How do I persuade this man to return to his cell, if he refuses? What do I do with someone who is threatening suicide? How do I deal with someone who is not violent but simply mutinous, or treat someone who might be very compliant, but who is in prison for sexually assaulting a toddler? When do I lean in, and when do I back off and call for support?

This is a vocation that requires remarkable decisiveness and resilience. And it takes great moral authority to act as a mentor, a teacher and, in some ways, a friend to help prisoners on the path to reformation.

It also requires physical courage. Violent assaults against prison officers — and against police officers and nurses — are rising. New psychoactive substances, most notably Spice, fuel aggression, and the criminal economy that surrounds those drugs makes violence worse. Our prison officers are, unacceptably, are victims of more than 8,000 attacks a year.

We are responding to these attacks by introducing body-worn cameras, trialling pepper spray, installing more CCTV cameras and enhancing security searches and training on violence.

And I was very pleased, as a minister, to recently put forward the Government case for a new Private Member’s Bill, to double the sentence for assaults on prison officers and other emergency workers. It passed unanimously and should become law this year.

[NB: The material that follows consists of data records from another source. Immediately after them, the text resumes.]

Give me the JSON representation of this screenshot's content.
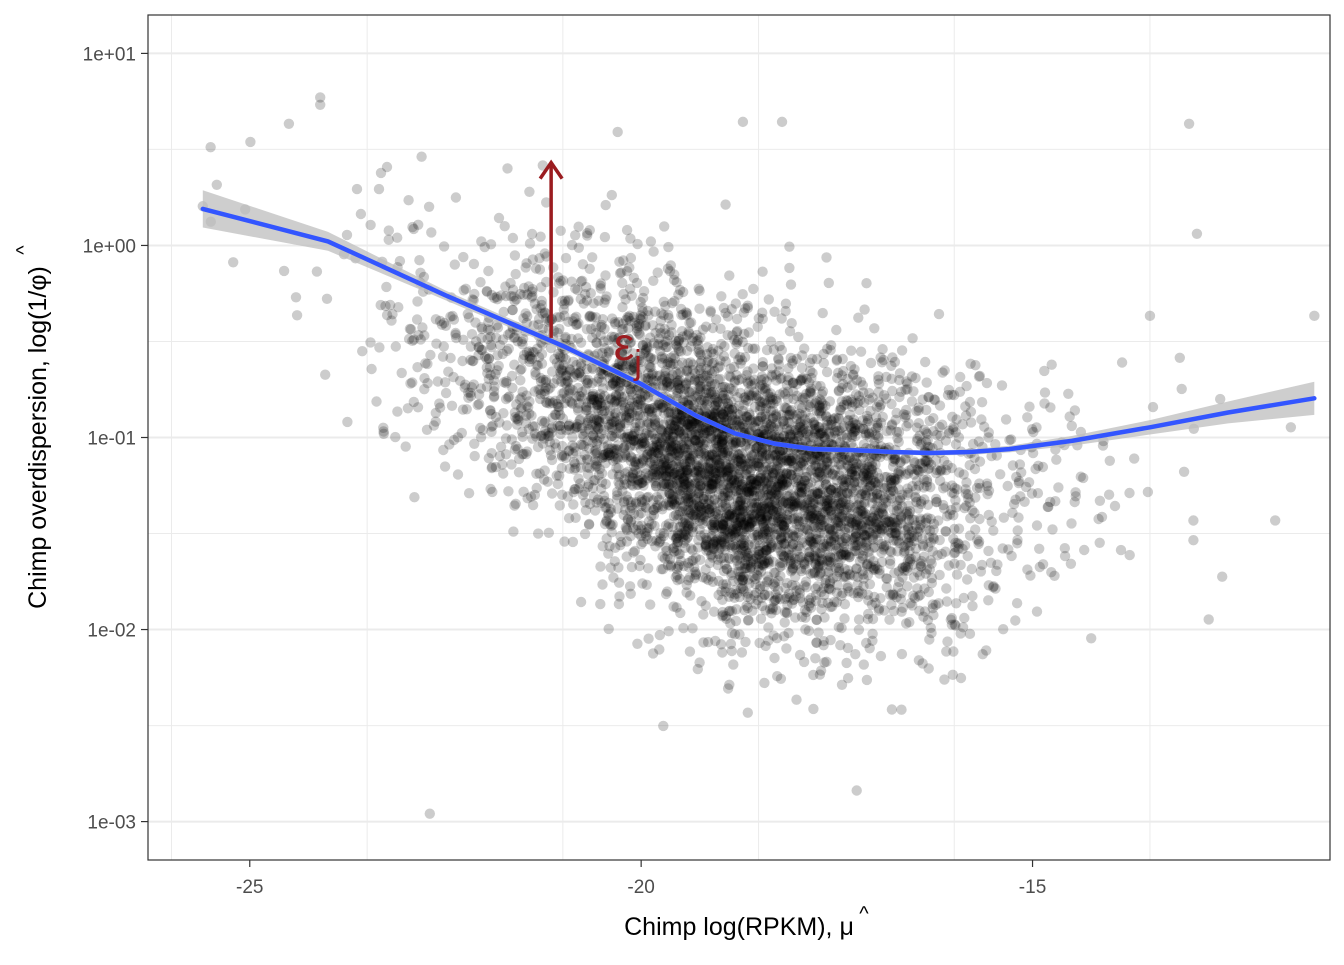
{
  "chart_data": {
    "type": "scatter",
    "title": "",
    "xlabel": "Chimp log(RPKM), μ̂",
    "xlabel_main": "Chimp log(RPKM), ",
    "xlabel_symbol": "μ",
    "ylabel": "Chimp overdispersion, log(1/φ̂)",
    "ylabel_main": "Chimp overdispersion, log(1/",
    "ylabel_symbol": "φ",
    "ylabel_close": ")",
    "xlim": [
      -26.3,
      -11.2
    ],
    "ylim_log10": [
      -3.2,
      1.2
    ],
    "y_scale": "log10",
    "grid": true,
    "x_ticks": [
      -25,
      -20,
      -15
    ],
    "x_tick_labels": [
      "-25",
      "-20",
      "-15"
    ],
    "y_ticks": [
      0.001,
      0.01,
      0.1,
      1,
      10
    ],
    "y_tick_labels": [
      "1e-03",
      "1e-02",
      "1e-01",
      "1e+00",
      "1e+01"
    ],
    "point_color": "#000000",
    "point_alpha": 0.2,
    "point_cloud": {
      "center_x": -18.8,
      "center_y": 0.06,
      "n_points": 5200,
      "x_range": [
        -25.6,
        -11.4
      ],
      "y_range": [
        0.0011,
        6.0
      ]
    },
    "notable_points": [
      {
        "x": -25.5,
        "y": 3.25
      },
      {
        "x": -25.6,
        "y": 1.6
      },
      {
        "x": -24.5,
        "y": 4.3
      },
      {
        "x": -24.1,
        "y": 5.9
      },
      {
        "x": -24.1,
        "y": 5.4
      },
      {
        "x": -22.7,
        "y": 0.0011
      },
      {
        "x": -20.3,
        "y": 3.9
      },
      {
        "x": -18.7,
        "y": 4.4
      },
      {
        "x": -18.2,
        "y": 4.4
      },
      {
        "x": -13.0,
        "y": 4.3
      },
      {
        "x": -11.4,
        "y": 0.43
      },
      {
        "x": -11.7,
        "y": 0.113
      },
      {
        "x": -11.9,
        "y": 0.037
      },
      {
        "x": -13.5,
        "y": 0.43
      },
      {
        "x": -12.9,
        "y": 1.15
      },
      {
        "x": -15.8,
        "y": 0.0095
      }
    ],
    "series": [
      {
        "type": "loess",
        "color": "#3355FF",
        "band_color": "#BDBDBD",
        "x": [
          -25.6,
          -24.0,
          -22.5,
          -21.0,
          -20.0,
          -19.3,
          -18.8,
          -18.3,
          -17.8,
          -17.3,
          -16.8,
          -16.3,
          -15.8,
          -15.3,
          -14.5,
          -13.5,
          -12.5,
          -11.4
        ],
        "y": [
          1.55,
          1.05,
          0.55,
          0.3,
          0.19,
          0.13,
          0.105,
          0.093,
          0.087,
          0.086,
          0.084,
          0.083,
          0.084,
          0.087,
          0.096,
          0.113,
          0.135,
          0.16
        ],
        "se_factor": [
          1.25,
          1.12,
          1.06,
          1.05,
          1.04,
          1.035,
          1.03,
          1.03,
          1.03,
          1.03,
          1.03,
          1.03,
          1.035,
          1.04,
          1.06,
          1.09,
          1.14,
          1.22
        ]
      }
    ],
    "annotations": [
      {
        "type": "arrow",
        "color": "#9B1C20",
        "x": -21.15,
        "y_from": 0.33,
        "y_to": 2.7
      },
      {
        "type": "label",
        "text": "ε",
        "subscript": "j",
        "color": "#9B1C20",
        "x": -20.35,
        "y": 0.3
      }
    ]
  }
}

A prison officer — outnumbered 30 to one on a landing — would never attempt to fight their way into control. They know that good protection can come from listening in the right way. One of the greatest recent impacts on violence has come from our new key-worker system, where each prison officer is assigned to six particular prisoners for regular private 45-minute conversations.

The prisoners will behave more rationally if they feel that they are in a fair regime — where people are treated equally and consistently; when they will get their phone call, or their shower, or a chance to mingle with other prisoners; if they have a chance of purposeful activity like education and employment. And if they themselves feel safe.

But equally, there is no point in endless targets exhorting the prison officer to transform offenders, change lives, and protect the public — or in volunteers offering theatre classes, and qualifications in catering, literacy and needlework — if the cells are filthy, the prisoners off their heads on drugs, and the prison officers so exposed that they can’t unlock the cell doors, or safely escort the prisoners to their activities.

The benefits of getting these basics right was demonstrated in the recent HM Inspectorate of Prisons’ report on Feltham, a Young Offenders Institution, which has seen a huge drop in violence as a result. You could see elements of a great police officer, teacher, soldier, social worker or even priest, in the best prison officers. But they can be none of those things unless the system allows them to flourish. We are recruiting many more to boost the levels of frontline staff.

With more than 20,000 prison officers, 84,000 prisoners, and more than 100 prisons, no minister should ever pretend to micro-manage what is happening on the landings. The kind of prisons we want will come from thousands of the right people, with the right morale and leadership; people who are trained not just at the beginning but throughout their careers, acknowledged for their skill, and made to feel part of a single elite service.

And I believe that will include bringing the profession out of prisons and into the public eye, whether in schools or at community events, so that we can see them, proud about the service they are performing for our nation, energetic, fulfilled in their daily work and determined to create the best prison service in the world.